Regarding “The Impermanence of Things,” the title comes from a Japanese concept?
Something I’ve been struggling with myself is what I’ve learned in the Japanese idea of mono-no-aware: The awareness of the passage of time and the sadness of knowing that things are impermanent and there’s nothing we can do to stop that force. In my own life, as I get into my mid-forties, it’s something I’m becoming more aware of. Also, while I was on vacation, I read the novel “Call Me By Your Name.” There’s so much of that in the book: it has all this imagery of the heat of the day, of time passing and this relationship that’s very finite. And both characters are aware of it. All these concepts are very intriguing, and I thought this is what I want to make.
What score do you use for this piece?
I found a composer who uses looping. It starts out with droning piano, and it builds and builds, using loops. It will crescendo into a full section and then drown back out, just like sunrise, heat of the day, and then sunset. This is the most contemporary of the pieces on the program.
Although the last piece has the most contemporary music on the program?

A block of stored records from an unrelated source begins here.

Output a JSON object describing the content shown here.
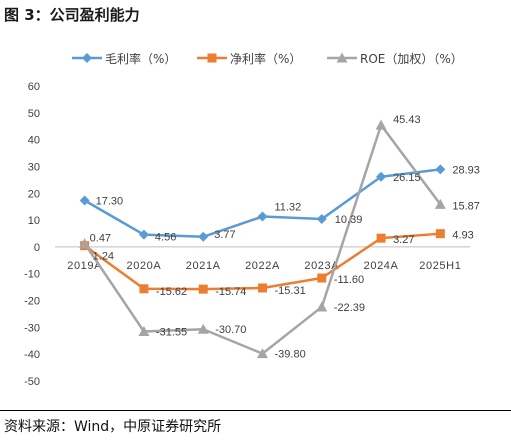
{
  "source": "资料来源：Wind，中原证券研究所",
  "chart_data": {
    "type": "line",
    "title": "图 3：公司盈利能力",
    "categories": [
      "2019A",
      "2020A",
      "2021A",
      "2022A",
      "2023A",
      "2024A",
      "2025H1"
    ],
    "ylim": [
      -50,
      60
    ],
    "ytick_labels": [
      "60",
      "50",
      "40",
      "30",
      "20",
      "10",
      "0",
      "-10",
      "-20",
      "-30",
      "-40",
      "-50"
    ],
    "grid": false,
    "legend_position": "top",
    "series": [
      {
        "name": "毛利率（%）",
        "color": "#5B9BD5",
        "marker": "diamond",
        "values": [
          17.3,
          4.56,
          3.77,
          11.32,
          10.39,
          26.15,
          28.93
        ],
        "labels": [
          "17.30",
          "4.56",
          "3.77",
          "11.32",
          "10.39",
          "26.15",
          "28.93"
        ]
      },
      {
        "name": "净利率（%）",
        "color": "#ED7D31",
        "marker": "square",
        "values": [
          0.47,
          -15.62,
          -15.74,
          -15.31,
          -11.6,
          3.27,
          4.93
        ],
        "labels": [
          "0.47",
          "-15.62",
          "-15.74",
          "-15.31",
          "-11.60",
          "3.27",
          "4.93"
        ]
      },
      {
        "name": "ROE（加权）（%）",
        "color": "#A5A5A5",
        "marker": "triangle",
        "values": [
          1.24,
          -31.55,
          -30.7,
          -39.8,
          -22.39,
          45.43,
          15.87
        ],
        "labels": [
          "1.24",
          "-31.55",
          "-30.70",
          "-39.80",
          "-22.39",
          "45.43",
          "15.87"
        ]
      }
    ]
  }
}
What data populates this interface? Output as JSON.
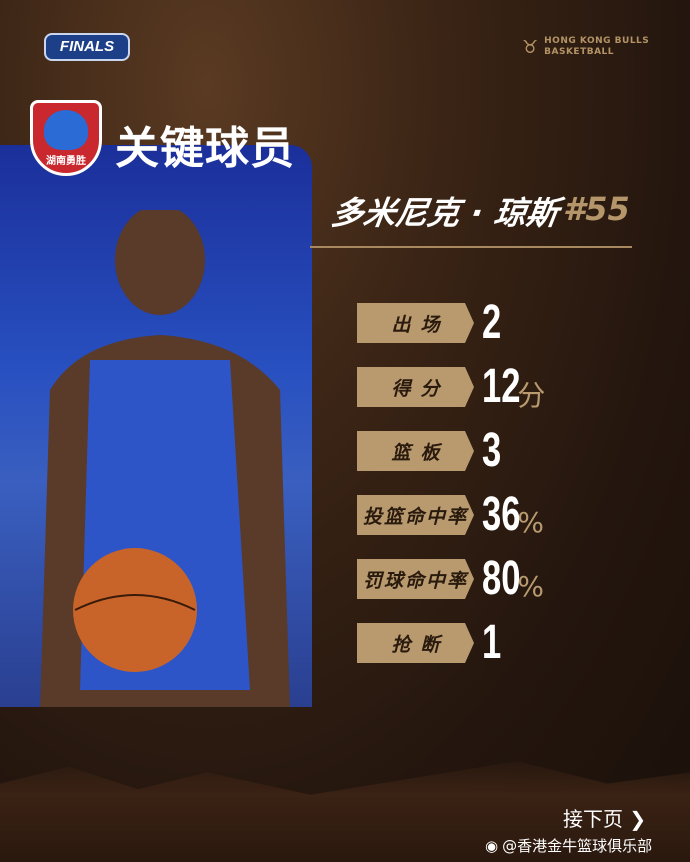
{
  "header": {
    "event_logo": "FINALS",
    "club_name_line1": "HONG KONG BULLS",
    "club_name_line2": "BASKETBALL"
  },
  "team_logo_text": "湖南勇胜",
  "title": "关键球员",
  "player": {
    "name": "多米尼克 · 琼斯",
    "number": "#55"
  },
  "stats": [
    {
      "label": "出场",
      "value": "2",
      "unit": ""
    },
    {
      "label": "得分",
      "value": "12",
      "unit": "分"
    },
    {
      "label": "篮板",
      "value": "3",
      "unit": ""
    },
    {
      "label": "投篮命中率",
      "value": "36",
      "unit": "%"
    },
    {
      "label": "罚球命中率",
      "value": "80",
      "unit": "%"
    },
    {
      "label": "抢断",
      "value": "1",
      "unit": ""
    }
  ],
  "footer": {
    "next_page": "接下页",
    "weibo_handle": "@香港金牛篮球俱乐部"
  },
  "colors": {
    "gold": "#b89a6e",
    "panel_blue": "#2850c0",
    "background": "#2a1a10"
  }
}
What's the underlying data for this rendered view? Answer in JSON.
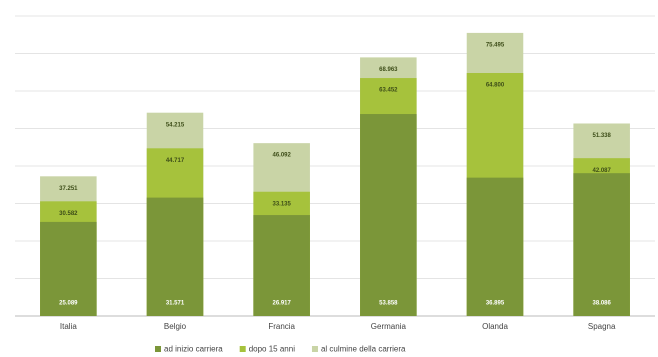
{
  "chart_data": {
    "type": "overlap_bar",
    "categories": [
      "Italia",
      "Belgio",
      "Francia",
      "Germania",
      "Olanda",
      "Spagna"
    ],
    "series": [
      {
        "name": "ad inizio carriera",
        "color": "#7b9639",
        "values": [
          25089,
          31571,
          26917,
          53858,
          36895,
          38086
        ],
        "value_labels": [
          "25.089",
          "31.571",
          "26.917",
          "53.858",
          "36.895",
          "38.086"
        ]
      },
      {
        "name": "dopo 15 anni",
        "color": "#a6c23c",
        "values": [
          30582,
          44717,
          33135,
          63452,
          64800,
          42087
        ],
        "value_labels": [
          "30.582",
          "44.717",
          "33.135",
          "63.452",
          "64.800",
          "42.087"
        ]
      },
      {
        "name": "al culmine della carriera",
        "color": "#c9d4a6",
        "values": [
          37251,
          54215,
          46092,
          68963,
          75495,
          51338
        ],
        "value_labels": [
          "37.251",
          "54.215",
          "46.092",
          "68.963",
          "75.495",
          "51.338"
        ]
      }
    ],
    "ylim": [
      0,
      80000
    ],
    "yticks": [
      0,
      10000,
      20000,
      30000,
      40000,
      50000,
      60000,
      70000,
      80000
    ],
    "grid": true,
    "legend": "bottom"
  }
}
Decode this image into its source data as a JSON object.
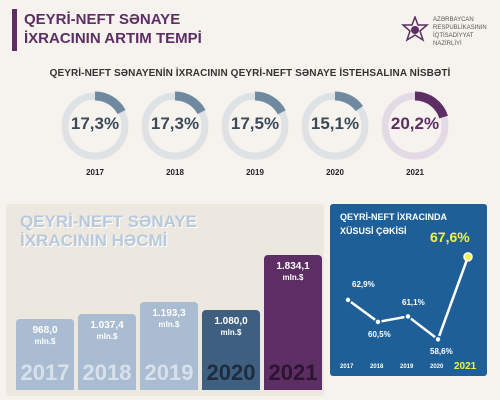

It does. I laugh because if there’s something of me and who I am, it’s this dance. I wanted to put what I’m into on stage. I’ve been very into an exploration of meditation and my own spiritually. And I’m very into disco. I love going to a particular dance party on Sunday nights and they play disco and house and I love it so much.
And so the piece opens with a goddess figure playing finger cymbals and other dancers are playing singing bowls on the stage. And then a huge disco ball lowers from the sky. The last section is an explosion of dance—we move out of the nightclub feel and it’s just pure joy to a disco remix of the Curtis Mayfield song, “Move On Up.”
You note that the last section of “Move On Up” is straight-ahead ballet technique. Was it fun to put ballet to disco music?
Absolutely.
“Vibrant Variations: A Celebration of the Work of Wade Schaaf” at the Studebaker Theater in the Fine Arts Building, 410 South Michigan, April 27-30, Thursday and Saturday at 7:30pm, Sunday at 2pm. Family matinee Saturday at 2pm. Tickets at chicagorepertoryballet.com.